If you have questions during the free trial, join the DingTalk group 32326646 for
technical support.
- Before you configure an ETL task, take note of the following information:
- Input/Dimension Table indicates the source database of the ETL task.
- Output indicates the destination database of the ETL task.
- DTS provides the streaming ETL feature for the data synchronization process. You can add transformation components between the source and destination databases. You can transform data and write the processed data to the destination database in real time. For example, you can join two stream tables into a large table and write the data of the large table to the destination database. You can also add a field to the source table and configure a function to assign values to the field. Then, you can write the field to the destination database.
Prerequisites
- An ETL task is created in the China (Hangzhou), China (Shanghai), China (Qingdao), China (Beijing), China (Zhangjiakou), China (Shenzhen), or China (Guangzhou) region.
- The source database belongs to one of the following types: self-managed MySQL databases, ApsaraDB RDS for MySQL, PolarDB for MySQL, PolarDB-X V1.0 (formerly DRDS), self-managed Oracle databases, self-managed PostgreSQL databases, ApsaraDB RDS for PostgreSQL, Db2 for LUW, Db2 for i, and PolarDB for PostgreSQL.

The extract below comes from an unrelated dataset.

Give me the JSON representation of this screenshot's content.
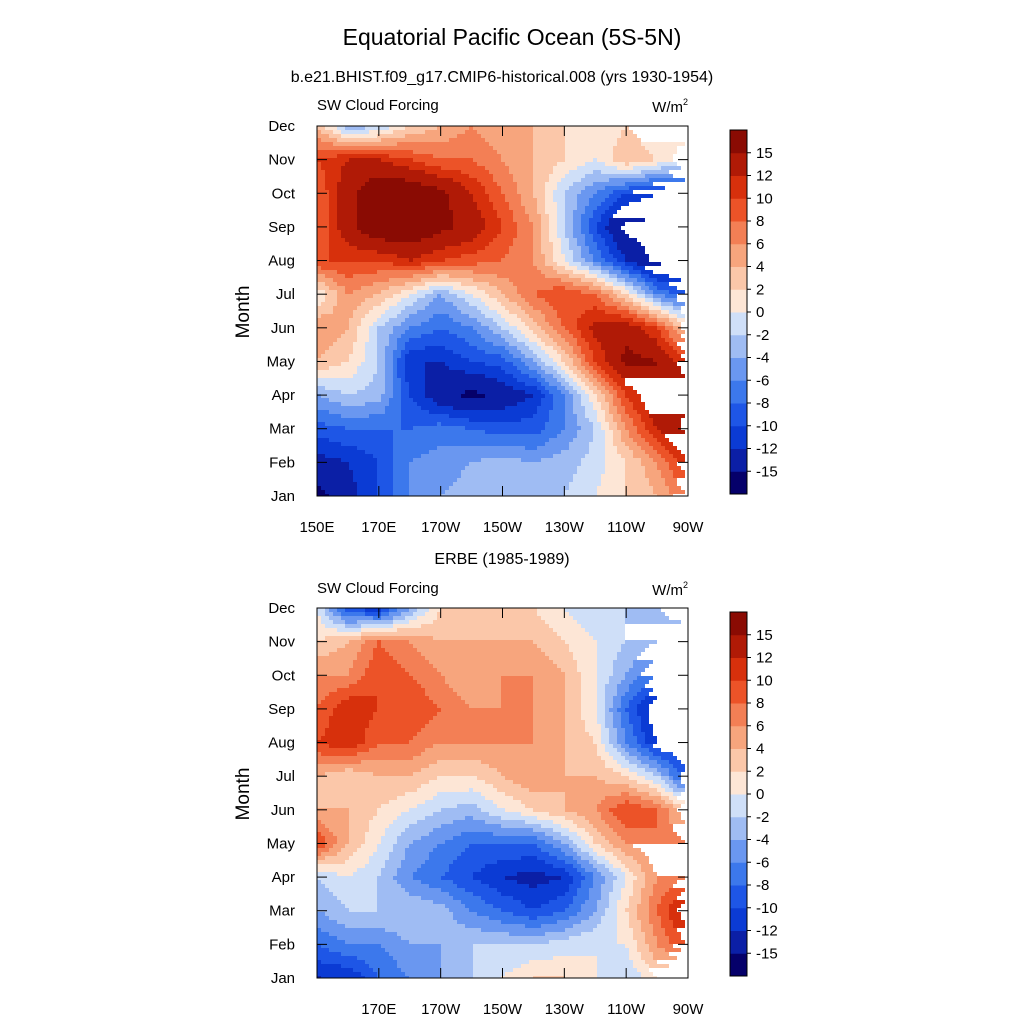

- The destination database belongs to one of the following types: self-managed MySQL databases, ApsaraDB RDS for MySQL, PolarDB for MySQL, AnalyticDB for MySQL V3.0, self-managed Oracle databases, self-managed PostgreSQL databases, ApsaraDB RDS for PostgreSQL, Db2 for LUW, Db2 for i, and PolarDB for PostgreSQL.
- The schemas of tables in the destination database are created. This is because the ETL feature does not support schema migration. For example, Table A contains Field 1, Field 2, and Field 3, and Table B contains Field 2, Field 3, and Field 4. If you want to join Table A and Table B into a table that contains Field 2 and Field 3, you must create Table C that contains Field 2 and Field 3 in the destination database.
- The ETL feature does not support full data synchronization. Therefore, you can transform only incremental data in real time.
Precautions
- When you configure an ETL task in the DTS console, the connection templates used for the source and destination databases must be different. You must create different connection templates for the source and destination databases. For more information, see Create a connection template.
- The source and destination databases must reside in the same region.
- All stream tables must belong to the same instance.
- All database names and table names must be unique.